Search Engine Optimization (SEO) is the practice of improving various on page and off page elements in order to improve rankings in the algorithmic search engine results and increase the number and quality of visitors to a website.
As a business owner you’ll have one of three experiences at some point: You’ll either hear or read that you need SEO in order to grow your business, you’ll discover SEO on your own while considering marketing services to grow your business, or you’ll be contacted by a company offering SEO services to grow your business.
There’s a theme developing here…
SEO has steadily grown in popularity among marketers and especially small business owners specifically for the return on the investment.
Unlike traditional advertising, social ads, and pay-per-click (PPC) marketing that only produce results while a campaign is running, SEO continues to create organic (unpaid/free) traffic minute after minute, day after day!
Why Every Website Needs SEO
To understand why your business needs SEO, you must understand how people use the web. Social media is a huge attractor for people: 68% of US adults use Facebook and more than two-thirds of them access the site multiple times a day.

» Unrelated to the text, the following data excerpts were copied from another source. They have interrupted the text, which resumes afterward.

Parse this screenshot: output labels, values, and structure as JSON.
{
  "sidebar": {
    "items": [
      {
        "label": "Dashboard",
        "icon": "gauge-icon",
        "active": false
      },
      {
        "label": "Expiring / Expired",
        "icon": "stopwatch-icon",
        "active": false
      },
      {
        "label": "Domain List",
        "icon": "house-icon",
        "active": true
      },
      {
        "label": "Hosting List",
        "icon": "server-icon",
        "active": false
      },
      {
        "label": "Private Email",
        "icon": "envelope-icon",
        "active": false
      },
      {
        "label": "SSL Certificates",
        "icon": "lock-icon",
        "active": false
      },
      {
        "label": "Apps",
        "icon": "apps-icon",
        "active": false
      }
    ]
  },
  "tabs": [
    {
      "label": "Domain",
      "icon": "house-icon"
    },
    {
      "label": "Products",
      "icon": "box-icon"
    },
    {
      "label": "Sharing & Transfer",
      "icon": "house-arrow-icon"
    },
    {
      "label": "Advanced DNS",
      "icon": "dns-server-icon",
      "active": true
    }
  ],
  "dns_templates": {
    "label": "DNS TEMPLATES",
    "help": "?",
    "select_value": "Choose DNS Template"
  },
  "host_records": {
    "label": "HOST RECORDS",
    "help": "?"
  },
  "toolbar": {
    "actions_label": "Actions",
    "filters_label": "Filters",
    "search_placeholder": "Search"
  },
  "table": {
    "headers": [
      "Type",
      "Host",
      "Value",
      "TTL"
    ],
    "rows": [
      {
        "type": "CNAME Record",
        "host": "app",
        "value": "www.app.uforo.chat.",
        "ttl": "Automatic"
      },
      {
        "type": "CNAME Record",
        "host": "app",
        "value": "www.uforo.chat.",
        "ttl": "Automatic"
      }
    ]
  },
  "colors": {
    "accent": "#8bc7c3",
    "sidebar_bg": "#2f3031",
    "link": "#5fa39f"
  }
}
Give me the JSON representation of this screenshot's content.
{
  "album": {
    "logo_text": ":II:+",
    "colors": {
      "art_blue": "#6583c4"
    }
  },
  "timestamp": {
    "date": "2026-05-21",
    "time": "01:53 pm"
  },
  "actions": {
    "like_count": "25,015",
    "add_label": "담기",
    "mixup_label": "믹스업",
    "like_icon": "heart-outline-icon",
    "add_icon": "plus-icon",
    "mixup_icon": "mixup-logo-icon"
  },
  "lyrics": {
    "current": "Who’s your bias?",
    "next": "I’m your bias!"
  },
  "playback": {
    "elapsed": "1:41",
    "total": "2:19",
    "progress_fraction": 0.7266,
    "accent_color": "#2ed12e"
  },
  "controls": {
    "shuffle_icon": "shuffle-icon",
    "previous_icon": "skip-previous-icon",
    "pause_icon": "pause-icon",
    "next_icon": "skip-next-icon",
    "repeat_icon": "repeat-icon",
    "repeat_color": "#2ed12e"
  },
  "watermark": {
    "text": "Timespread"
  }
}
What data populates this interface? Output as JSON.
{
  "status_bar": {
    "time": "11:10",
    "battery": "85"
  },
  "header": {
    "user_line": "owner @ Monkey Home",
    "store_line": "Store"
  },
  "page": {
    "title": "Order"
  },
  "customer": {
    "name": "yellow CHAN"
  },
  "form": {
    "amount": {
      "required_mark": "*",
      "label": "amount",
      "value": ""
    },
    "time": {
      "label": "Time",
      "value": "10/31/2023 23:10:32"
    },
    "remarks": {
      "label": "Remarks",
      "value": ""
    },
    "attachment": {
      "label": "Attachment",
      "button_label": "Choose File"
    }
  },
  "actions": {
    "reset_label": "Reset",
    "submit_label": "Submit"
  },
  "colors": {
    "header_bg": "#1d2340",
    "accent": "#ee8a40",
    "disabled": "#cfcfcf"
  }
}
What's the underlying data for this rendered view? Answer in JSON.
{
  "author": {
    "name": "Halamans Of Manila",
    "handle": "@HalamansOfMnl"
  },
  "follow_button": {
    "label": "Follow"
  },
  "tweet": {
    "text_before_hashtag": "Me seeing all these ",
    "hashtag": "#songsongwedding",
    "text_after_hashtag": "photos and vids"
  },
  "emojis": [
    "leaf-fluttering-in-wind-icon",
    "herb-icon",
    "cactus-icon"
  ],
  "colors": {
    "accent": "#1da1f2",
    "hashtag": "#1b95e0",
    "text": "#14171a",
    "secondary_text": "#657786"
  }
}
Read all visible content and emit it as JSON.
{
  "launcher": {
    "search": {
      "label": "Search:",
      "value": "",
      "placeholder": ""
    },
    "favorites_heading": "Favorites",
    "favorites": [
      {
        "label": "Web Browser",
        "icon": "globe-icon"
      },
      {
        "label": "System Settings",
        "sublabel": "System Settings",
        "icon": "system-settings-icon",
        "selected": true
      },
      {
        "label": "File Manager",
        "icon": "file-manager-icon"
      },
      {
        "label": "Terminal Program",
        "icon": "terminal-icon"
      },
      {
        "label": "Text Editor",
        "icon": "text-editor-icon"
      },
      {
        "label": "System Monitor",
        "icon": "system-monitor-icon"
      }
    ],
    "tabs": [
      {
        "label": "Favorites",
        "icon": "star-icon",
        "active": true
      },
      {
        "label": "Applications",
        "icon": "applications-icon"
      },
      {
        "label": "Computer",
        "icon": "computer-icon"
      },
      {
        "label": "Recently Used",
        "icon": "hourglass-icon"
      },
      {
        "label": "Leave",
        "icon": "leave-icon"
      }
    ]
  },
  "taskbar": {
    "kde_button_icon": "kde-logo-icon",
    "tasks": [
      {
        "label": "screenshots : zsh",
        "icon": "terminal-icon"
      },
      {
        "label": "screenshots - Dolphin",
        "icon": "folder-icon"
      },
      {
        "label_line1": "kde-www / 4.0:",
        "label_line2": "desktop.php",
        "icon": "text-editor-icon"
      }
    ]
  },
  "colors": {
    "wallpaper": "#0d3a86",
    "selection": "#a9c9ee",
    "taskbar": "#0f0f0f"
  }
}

And while social media can generate a lot of organic traffic, that’s not the only place your customers spend their time.
In fact, social media sites accounted for just 2.8% of site traffic in 2016. The majority of people – like your customers – still turn to search engines first in order to find information, products, answers, and details about local businesses just like yours.
A lot of those prospective customers are using Google, which continues to hold a dominant share of the market against other search engines.
Google’s popularity is also why marketers and business owners predominantly try to optimize their sites using best practices that will help improve their rank with Google.
How SEO Works In A Nutshell
Understanding how people use search engines helps you see Google (and other search engines) for what they are – a business.
As a business, Google’s primary goal is give every user exactly what they want. The algorithm is designed to serve the most relevant search results to the user based on their search query.
Here’s what the typical search process looks like for most people:
- A person experiences a need for an answer or information on a product or service
- They decide what phrase to use in order to find that information
- The phrase is entered into a search engine, typically Google
- Google instantly returns hundreds of thousands of results relevant to that search
- The person scans the results for what appears the most relevant solution and clicks on it
- If they’re not satisfied, they return and check other results or modify their search
When a search query from a user occurs, Google instantly pulls the websites it feels are the closest, most relevant matches to the user’s query.
In the above example, a search for “easy dinner recipes” brings up a list of sites who positioned their content to rank well for that search phrase and variations of it.
We can see how the results shift when we change the query to one looking for a local business.
And how the results change when we’re looking for general information.
Google wants to show the most relevant results. It’s capable of reading and analyzing the content of websites it has indexed in order to do just that.
In fact, it’s so accurate it understands when people want to do something (transactional queries), to know something (informational queries), and when they want to go somewhere (navigational queries).
Matthew Cutts, once the head of Google’s Search team, provides an excellent explanation for how Google’s search engine works. It all starts with the words typed into the search engine.
What Goes Into SEO
That’s oversimplifying it to some degree, because SEO involves a lot more than just matching the words from a search query to the words on a website.
In fact, where your site falls in the search results can be impacted by everything from the content on the page to the links pointing to your site, the way images are used, and even the loading speed of your website.
There are actually 200 ranking factors used by Google that play a part in where your site shows up in the search results for any related search terms.
When a business owner optimizes their site, they make a number of updates to improve that rank based on research – typically a prioritized list of keywords and phrases their audience is most likely to use when performing a search.
From that research they begin making changes based on a variety of Google’s ranking factors. Here are some of the most important ranking factors according to SmartInsights:
Those changes not only include updates to the public-facing text on a website, they also include off-page changes (behind the scenes) and even off-site updates that help tell the search engines “Hey, this website is more relevant for this specific topic.”
It’s not an exact science, because optimization is only as good as the research to understand your audience and what they’re searching for. But when you get it right, there’s a tremendous amount of potential for highly targeted traffic to land on your site – and a lot of it.
With that many daily searches, there’s a pretty good chance your prospective customers are in there somewhere searching for a solution that you sell.
SEO is the key to improving your site’s relevancy so when your customers perform a search in Google they find you first instead of your competitors.